The team of Alex Rosenthal and Jeremiah Dicky descussed their colaborations while working for TedEd making educational animations and games and how their unique outlooks shaped their work. Rosenthal explained the condition he has called aphantasia which is a mental condition where one struggles or is unable to picture anything with their “mind’s eye”, so to be able to actualise his ideas for entertaining educational animations, games, and puzzles he writes the scripts and outlines for talented artists like Dicky to then interpret into something both educational and entertaining for all ages. This process led to Rosenthal coming up with the idea for one of his most recent edutainment games, “The Purring Test” which combines the concepts of scripting questions for AI, riddles, and most importantly, cats.
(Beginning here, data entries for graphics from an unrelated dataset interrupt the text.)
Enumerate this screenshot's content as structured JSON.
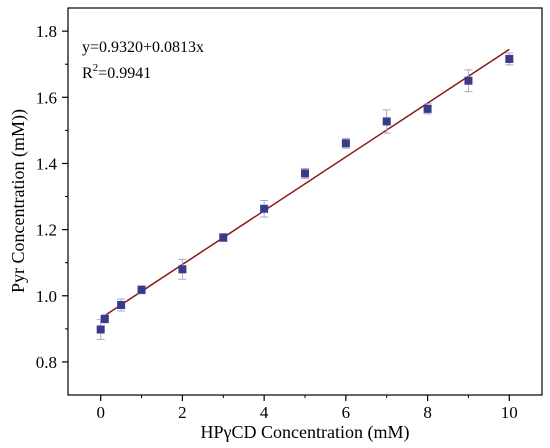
{
  "chart_data": {
    "type": "scatter",
    "xlabel": "HPγCD Concentration (mM)",
    "ylabel": "Pyr Concentration (mM))",
    "xlim": [
      -0.8,
      10.8
    ],
    "ylim": [
      0.7,
      1.87
    ],
    "x_ticks": [
      0,
      2,
      4,
      6,
      8,
      10
    ],
    "x_tick_labels": [
      "0",
      "2",
      "4",
      "6",
      "8",
      "10"
    ],
    "y_ticks": [
      0.8,
      1.0,
      1.2,
      1.4,
      1.6,
      1.8
    ],
    "y_tick_labels": [
      "0.8",
      "1.0",
      "1.2",
      "1.4",
      "1.6",
      "1.8"
    ],
    "grid": false,
    "series": [
      {
        "marker": "square",
        "color": "#3a3a8c",
        "points": [
          {
            "x": 0,
            "y": 0.898,
            "err": 0.03
          },
          {
            "x": 0.1,
            "y": 0.93,
            "err": 0.012
          },
          {
            "x": 0.5,
            "y": 0.972,
            "err": 0.018
          },
          {
            "x": 1,
            "y": 1.018,
            "err": 0.012
          },
          {
            "x": 2,
            "y": 1.08,
            "err": 0.03
          },
          {
            "x": 3,
            "y": 1.176,
            "err": 0.012
          },
          {
            "x": 4,
            "y": 1.263,
            "err": 0.025
          },
          {
            "x": 5,
            "y": 1.37,
            "err": 0.015
          },
          {
            "x": 6,
            "y": 1.461,
            "err": 0.015
          },
          {
            "x": 7,
            "y": 1.527,
            "err": 0.035
          },
          {
            "x": 8,
            "y": 1.565,
            "err": 0.015
          },
          {
            "x": 9,
            "y": 1.65,
            "err": 0.033
          },
          {
            "x": 10,
            "y": 1.716,
            "err": 0.018
          }
        ]
      }
    ],
    "fit": {
      "intercept": 0.932,
      "slope": 0.0813,
      "x_range": [
        0,
        10
      ],
      "color": "#8b1a1a"
    },
    "annotations": {
      "equation": "y=0.9320+0.0813x",
      "r2_label": "R",
      "r2_sup": "2",
      "r2_value": "=0.9941"
    },
    "colors": {
      "errorbar": "#a8a8c8",
      "axis": "#000000"
    }
  }
}
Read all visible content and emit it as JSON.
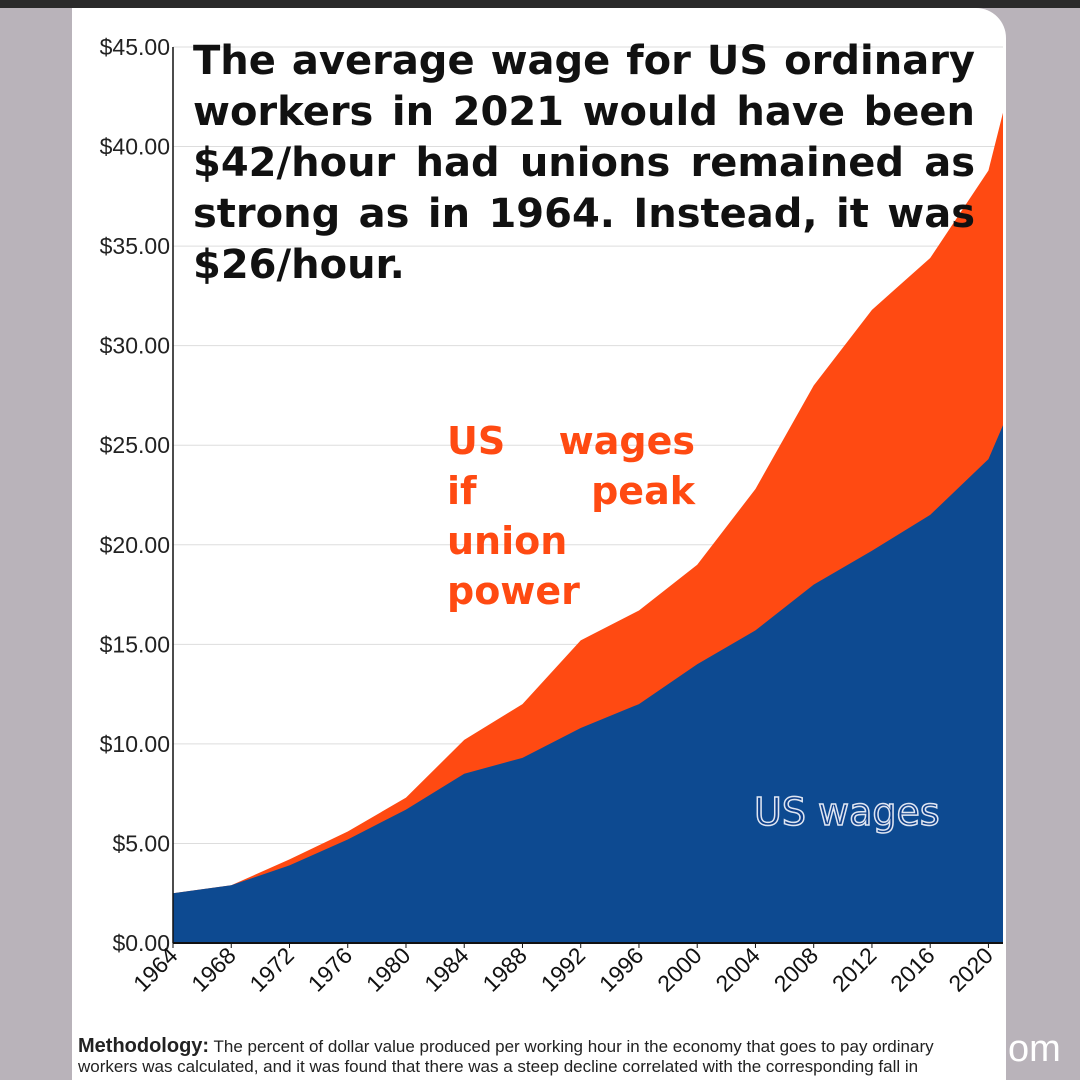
{
  "chart_data": {
    "type": "area",
    "title": "The average wage for US ordinary workers in 2021 would have been $42/hour had unions remained as strong as in 1964. Instead, it was $26/hour.",
    "x": [
      1964,
      1968,
      1972,
      1976,
      1980,
      1984,
      1988,
      1992,
      1996,
      2000,
      2004,
      2008,
      2012,
      2016,
      2020,
      2021
    ],
    "series": [
      {
        "name": "US wages if peak union power",
        "color": "#ff4a12",
        "values": [
          2.5,
          2.9,
          4.2,
          5.6,
          7.3,
          10.2,
          12.0,
          15.2,
          16.7,
          19.0,
          22.8,
          28.0,
          31.8,
          34.4,
          38.8,
          41.7
        ]
      },
      {
        "name": "US wages",
        "color": "#0d4a91",
        "values": [
          2.5,
          2.9,
          3.9,
          5.2,
          6.7,
          8.5,
          9.3,
          10.8,
          12.0,
          14.0,
          15.7,
          18.0,
          19.7,
          21.5,
          24.3,
          26.0
        ]
      }
    ],
    "xlim": [
      1964,
      2021
    ],
    "xticks": [
      1964,
      1968,
      1972,
      1976,
      1980,
      1984,
      1988,
      1992,
      1996,
      2000,
      2004,
      2008,
      2012,
      2016,
      2020
    ],
    "ylim": [
      0,
      45
    ],
    "yticks": [
      {
        "value": 0,
        "label": "$0.00"
      },
      {
        "value": 5,
        "label": "$5.00"
      },
      {
        "value": 10,
        "label": "$10.00"
      },
      {
        "value": 15,
        "label": "$15.00"
      },
      {
        "value": 20,
        "label": "$20.00"
      },
      {
        "value": 25,
        "label": "$25.00"
      },
      {
        "value": 30,
        "label": "$30.00"
      },
      {
        "value": 35,
        "label": "$35.00"
      },
      {
        "value": 40,
        "label": "$40.00"
      },
      {
        "value": 45,
        "label": "$45.00"
      }
    ],
    "grid": true,
    "footnote_label": "Methodology:",
    "footnote_lines": [
      "The percent of dollar value produced per working hour in the economy that goes to pay ordinary",
      "workers was calculated, and it was found that there was a steep decline correlated with the corresponding fall in"
    ],
    "watermark": "om"
  }
}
Rosenthal’s story and work inspires others to not hold themselves back from something they are passionate about just because they might feel like something is holding them back, and instead find a different angle to approach that passion with and continue to use that as inspiration moving forward.
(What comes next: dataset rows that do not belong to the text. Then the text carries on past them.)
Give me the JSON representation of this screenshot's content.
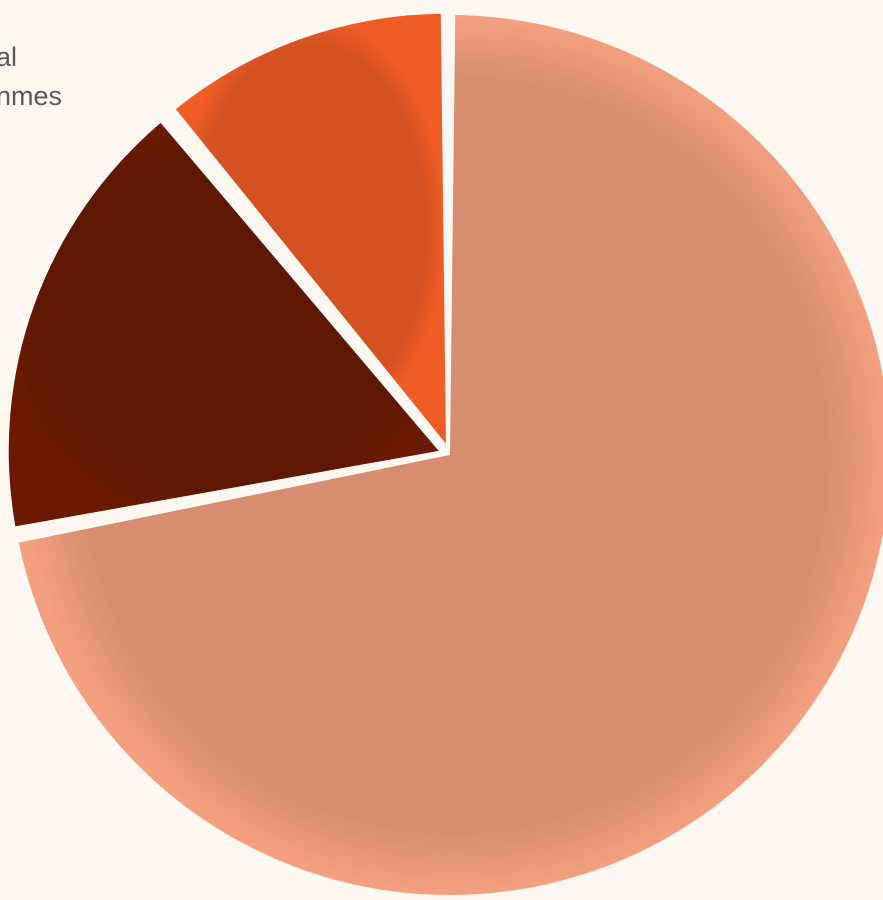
{
  "chart_data": {
    "type": "pie",
    "annotations": [
      "al",
      "nmes"
    ],
    "values": [
      72,
      17,
      11
    ],
    "colors": [
      "#f3a07f",
      "#6a1a02",
      "#f05c26"
    ],
    "start_angle": 0
  }
}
“Transforming Climate Solutions: From Big Ideas to Everyday Justice”
Although very visible to most around the world, climate change may also seem like an abstract concept. As a political ecologist and social activist, Doctor Jola Ajibade connected past transformations like abolition, modern innovations like the internet, and what it all translates to in terms of shaping the future of our planet – and who lives on it. Ajibade extrapolated how climate change affects others around the globe, citing approximately 50,000 deaths due to heat stroke in 2024 as an example. She also presented climate change solutions as a site of power and value making, a tool to better the lives of those in certain standings. In example, she points to the rise of “climatopias”, man-made paradises where climate change is protected from. However, instead of protecting those who are “climate precarious”, these cites only offer reclamation for the “climate privileged” – those rich enough to buy a slice of paradise. In order to combat this “climate capitalism”, Ajibade encourages each of us to take the reins and responsibility to save our own world before it is too late.
Crossed Paths and Hyperbolics: Daina Taimina and Victoria Star Varner
In tandem with the symposium, Southwestern’s gallery offered an exhibition in the spirit of abstraction made physical. This exhibition saw the return of Victoria Star Varner’s work, which was appreciated earlier this semester in Victoria Star Varner: A Retrospective. In combination with Daina Taimina’s work, the exhibition offered a unique perspective on the world at large. Unlike Varner, whose work explored themes of intersection, connectedness, and the traces left behind by actions; Taimina focuses on the mathematical. Taimina’s work, done in crochet, explores hyperbolic planes. This plane is extremely hard to capture in the physical form, with crochet being the foremost fashion of doing so. As per Taimina’s artist statement, each piece is filled with “memory threads”, a connection to her late husband David Henderson. Despite their apparent differences, both artist’s work honor the spirit of the symposium, bringing physicality to such abstract concepts.
As a whole, the Brown Symposium inspired students to look for more ways to view issues. Tune in next spring for the next symposium!